Wednesday, 16 January 2013

Tube Choo

It was the tourists at Paddington who looked most surprised. Fresh off the Heathrow Express, they were quietly waiting for a Circle line train on Sunday when we came puffing through in an authentic Metropolitan Railway steam train. "I'd heard about their deficit, but didn't realise things were this bad..." 

The train was the first steam train to run underground through the centre of London for 100 years and I was privileged to be onboard.

I was in third class in the final coach. The carriages, dating from 1898, were wonderfully opulent. The interior was wood, brass and leather. The windows, of course, opened allowing steam and smoke to filter through as we passed through the dark, enclosed tunnels. Looking out into the tunnels through an open window made the whole experience much more intimate (though it took me a while to work out how to open the window - it turns out old train windows use a leather strap with brass notches which is completely incomprehensible to those of us from the age of air-conditioning).

The train ran from Kensington (Olympia) to Moorgate, and the whole thing was over far too quickly. While intended to be, it didn't feel like a recreation of long-vanished Victorian London. Quite the opposite: the joy was the incongruity. Our maroon steam loco with her wooden carriages was running on the tube on a normal day past normal trains. We chugged through the newly rebuilt Kings Cross St Pancras, finished up at the 1960s utilitarianism of Moorgate and waved constantly at brand-new Metropolitan line trains, shining from the factory. It was gloriously absurd.

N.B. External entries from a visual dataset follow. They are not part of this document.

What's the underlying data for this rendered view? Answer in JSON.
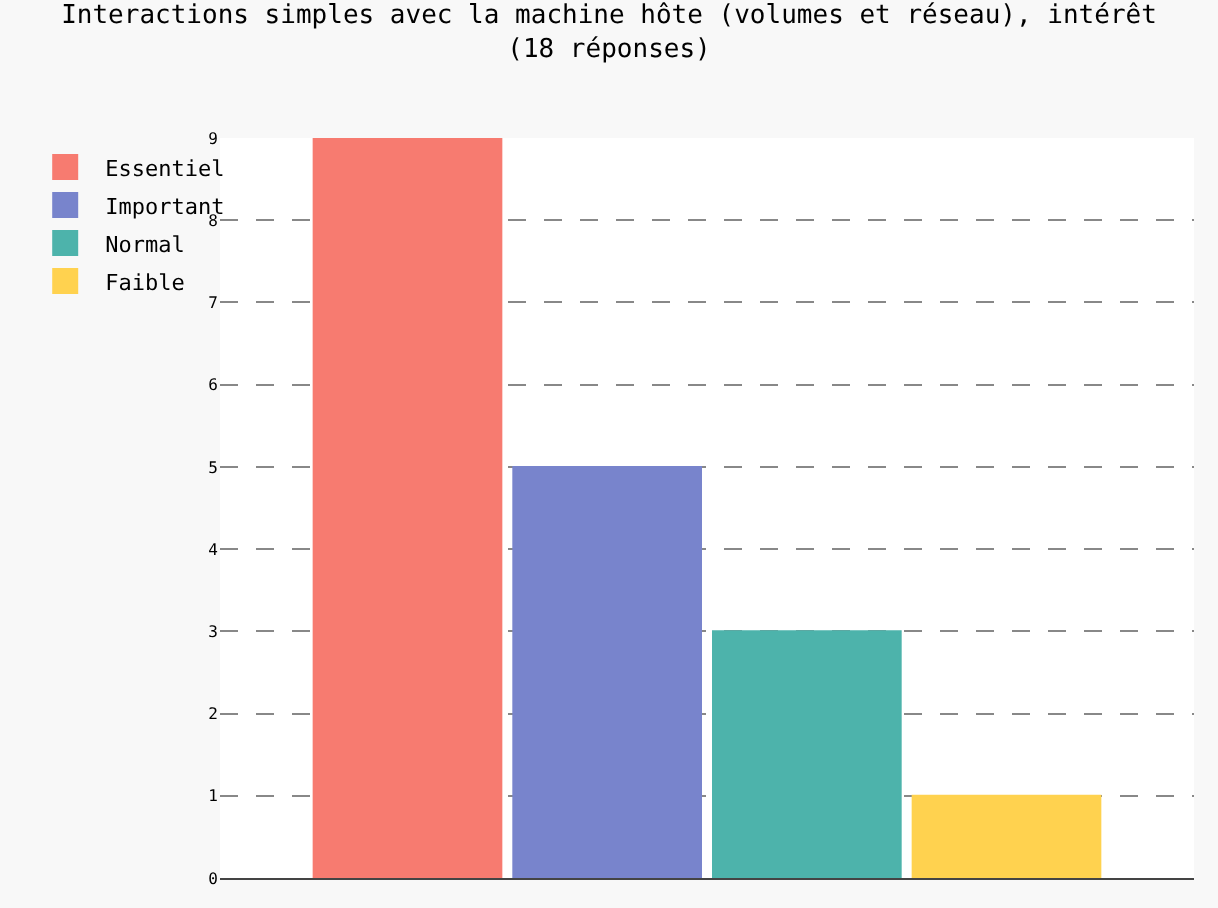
{
  "chart_data": {
    "type": "bar",
    "title": "Interactions simples avec la machine hôte (volumes et réseau), intérêt\n(18 réponses)",
    "categories": [
      null
    ],
    "series": [
      {
        "name": "Essentiel",
        "color": "#f77b70",
        "values": [
          9
        ]
      },
      {
        "name": "Important",
        "color": "#7884cc",
        "values": [
          5
        ]
      },
      {
        "name": "Normal",
        "color": "#4db3ab",
        "values": [
          3
        ]
      },
      {
        "name": "Faible",
        "color": "#ffd24f",
        "values": [
          1
        ]
      }
    ],
    "ylim": [
      0,
      9
    ],
    "yticks": [
      0,
      1,
      2,
      3,
      4,
      5,
      6,
      7,
      8,
      9
    ],
    "grid": "y",
    "legend": "top left"
  }
}
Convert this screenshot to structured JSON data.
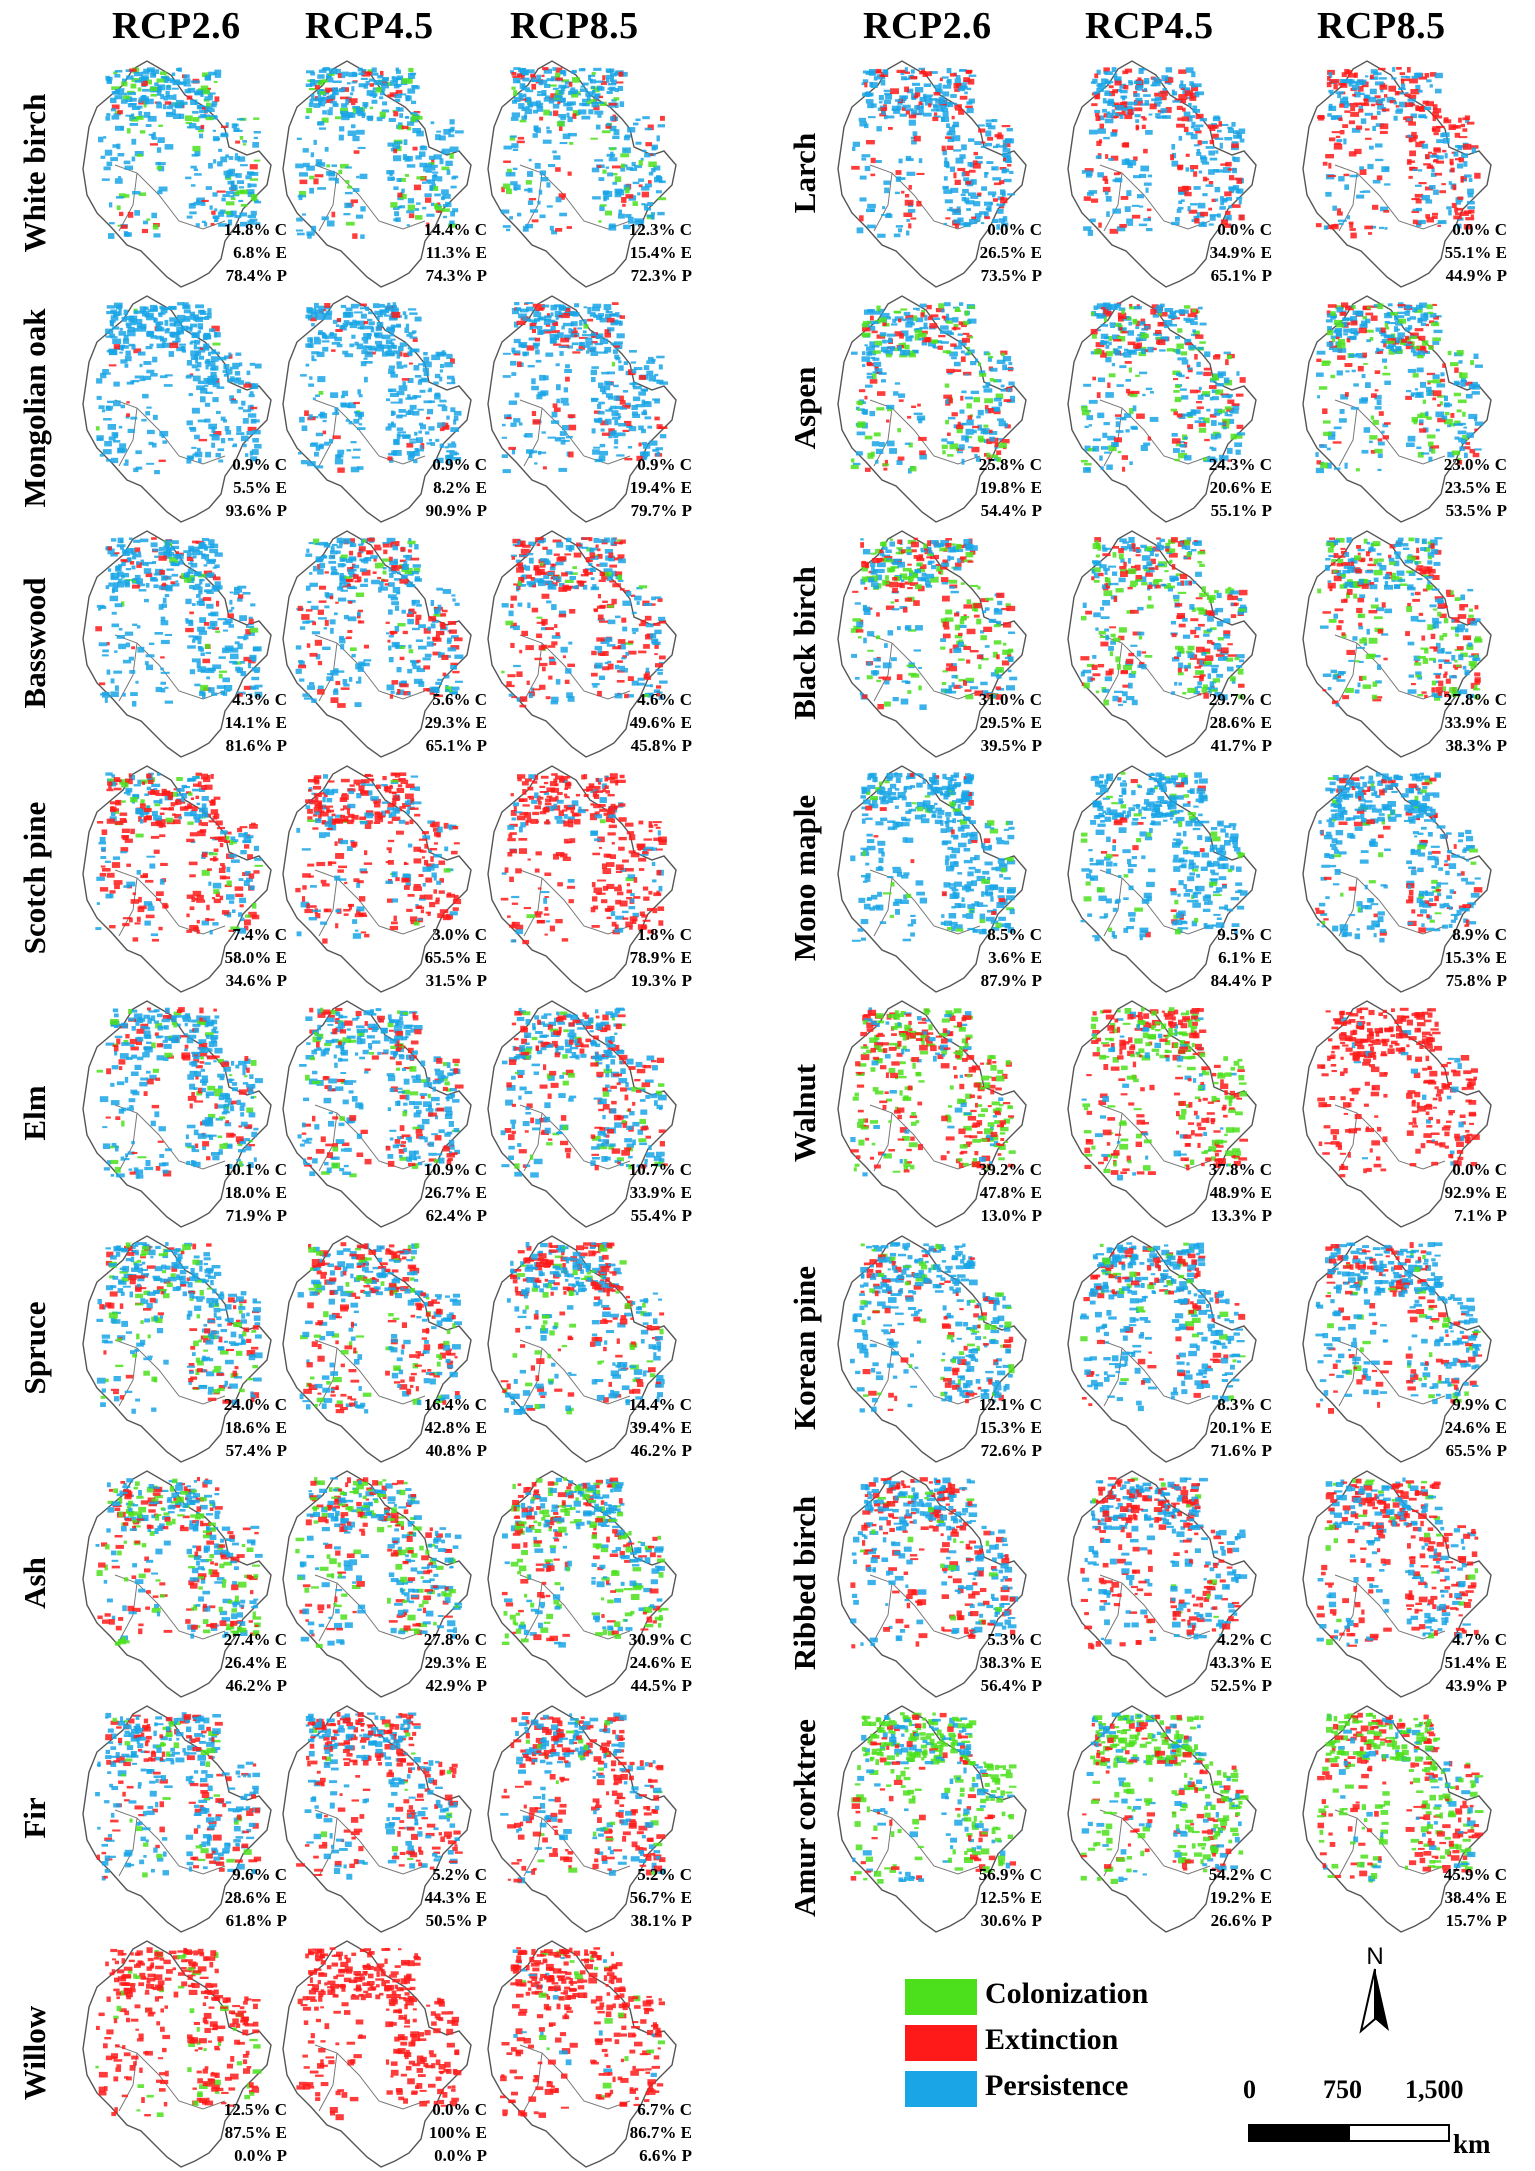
{
  "scenarios": [
    "RCP2.6",
    "RCP4.5",
    "RCP8.5"
  ],
  "stat_suffixes": {
    "colonization": "C",
    "extinction": "E",
    "persistence": "P"
  },
  "colors": {
    "colonization": "#4ce01c",
    "extinction": "#ff1a1a",
    "persistence": "#19a5e6",
    "outline": "#555555"
  },
  "left_species": [
    {
      "name": "White birch",
      "stats": [
        [
          "14.8%",
          "6.8%",
          "78.4%"
        ],
        [
          "14.4%",
          "11.3%",
          "74.3%"
        ],
        [
          "12.3%",
          "15.4%",
          "72.3%"
        ]
      ]
    },
    {
      "name": "Mongolian oak",
      "stats": [
        [
          "0.9%",
          "5.5%",
          "93.6%"
        ],
        [
          "0.9%",
          "8.2%",
          "90.9%"
        ],
        [
          "0.9%",
          "19.4%",
          "79.7%"
        ]
      ]
    },
    {
      "name": "Basswood",
      "stats": [
        [
          "4.3%",
          "14.1%",
          "81.6%"
        ],
        [
          "5.6%",
          "29.3%",
          "65.1%"
        ],
        [
          "4.6%",
          "49.6%",
          "45.8%"
        ]
      ]
    },
    {
      "name": "Scotch pine",
      "stats": [
        [
          "7.4%",
          "58.0%",
          "34.6%"
        ],
        [
          "3.0%",
          "65.5%",
          "31.5%"
        ],
        [
          "1.8%",
          "78.9%",
          "19.3%"
        ]
      ]
    },
    {
      "name": "Elm",
      "stats": [
        [
          "10.1%",
          "18.0%",
          "71.9%"
        ],
        [
          "10.9%",
          "26.7%",
          "62.4%"
        ],
        [
          "10.7%",
          "33.9%",
          "55.4%"
        ]
      ]
    },
    {
      "name": "Spruce",
      "stats": [
        [
          "24.0%",
          "18.6%",
          "57.4%"
        ],
        [
          "16.4%",
          "42.8%",
          "40.8%"
        ],
        [
          "14.4%",
          "39.4%",
          "46.2%"
        ]
      ]
    },
    {
      "name": "Ash",
      "stats": [
        [
          "27.4%",
          "26.4%",
          "46.2%"
        ],
        [
          "27.8%",
          "29.3%",
          "42.9%"
        ],
        [
          "30.9%",
          "24.6%",
          "44.5%"
        ]
      ]
    },
    {
      "name": "Fir",
      "stats": [
        [
          "9.6%",
          "28.6%",
          "61.8%"
        ],
        [
          "5.2%",
          "44.3%",
          "50.5%"
        ],
        [
          "5.2%",
          "56.7%",
          "38.1%"
        ]
      ]
    },
    {
      "name": "Willow",
      "stats": [
        [
          "12.5%",
          "87.5%",
          "0.0%"
        ],
        [
          "0.0%",
          "100%",
          "0.0%"
        ],
        [
          "6.7%",
          "86.7%",
          "6.6%"
        ]
      ]
    }
  ],
  "right_species": [
    {
      "name": "Larch",
      "stats": [
        [
          "0.0%",
          "26.5%",
          "73.5%"
        ],
        [
          "0.0%",
          "34.9%",
          "65.1%"
        ],
        [
          "0.0%",
          "55.1%",
          "44.9%"
        ]
      ]
    },
    {
      "name": "Aspen",
      "stats": [
        [
          "25.8%",
          "19.8%",
          "54.4%"
        ],
        [
          "24.3%",
          "20.6%",
          "55.1%"
        ],
        [
          "23.0%",
          "23.5%",
          "53.5%"
        ]
      ]
    },
    {
      "name": "Black birch",
      "stats": [
        [
          "31.0%",
          "29.5%",
          "39.5%"
        ],
        [
          "29.7%",
          "28.6%",
          "41.7%"
        ],
        [
          "27.8%",
          "33.9%",
          "38.3%"
        ]
      ]
    },
    {
      "name": "Mono maple",
      "stats": [
        [
          "8.5%",
          "3.6%",
          "87.9%"
        ],
        [
          "9.5%",
          "6.1%",
          "84.4%"
        ],
        [
          "8.9%",
          "15.3%",
          "75.8%"
        ]
      ]
    },
    {
      "name": "Walnut",
      "stats": [
        [
          "39.2%",
          "47.8%",
          "13.0%"
        ],
        [
          "37.8%",
          "48.9%",
          "13.3%"
        ],
        [
          "0.0%",
          "92.9%",
          "7.1%"
        ]
      ]
    },
    {
      "name": "Korean pine",
      "stats": [
        [
          "12.1%",
          "15.3%",
          "72.6%"
        ],
        [
          "8.3%",
          "20.1%",
          "71.6%"
        ],
        [
          "9.9%",
          "24.6%",
          "65.5%"
        ]
      ]
    },
    {
      "name": "Ribbed birch",
      "stats": [
        [
          "5.3%",
          "38.3%",
          "56.4%"
        ],
        [
          "4.2%",
          "43.3%",
          "52.5%"
        ],
        [
          "4.7%",
          "51.4%",
          "43.9%"
        ]
      ]
    },
    {
      "name": "Amur corktree",
      "stats": [
        [
          "56.9%",
          "12.5%",
          "30.6%"
        ],
        [
          "54.2%",
          "19.2%",
          "26.6%"
        ],
        [
          "45.9%",
          "38.4%",
          "15.7%"
        ]
      ]
    }
  ],
  "legend": [
    {
      "key": "colonization",
      "label": "Colonization"
    },
    {
      "key": "extinction",
      "label": "Extinction"
    },
    {
      "key": "persistence",
      "label": "Persistence"
    }
  ],
  "north_label": "N",
  "scale_bar": {
    "ticks": [
      "0",
      "750",
      "1,500"
    ],
    "unit": "km"
  }
}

Being on the train had a downside: we didn't actually get to see it moving. It's running again this coming Sunday, though, and I may go and have a proper look. If you do want to get a sense of what the world's first underground railway was like, pop down to Baker Street after seven in the evening. Platforms 5 and 6 are the most perfectly preserved on the original 1863 line. Gloomy Victorian brickwork, gleaming wooden carriages and the tang of smoke; you'll get a much better sense of Victorian tube travel than I did last Sunday, and you'll be seeing something that no-one had previously seen for a century.

For everything you could possibly want to know about the tube's 150th birthday, see the legendary Diamond Geezer.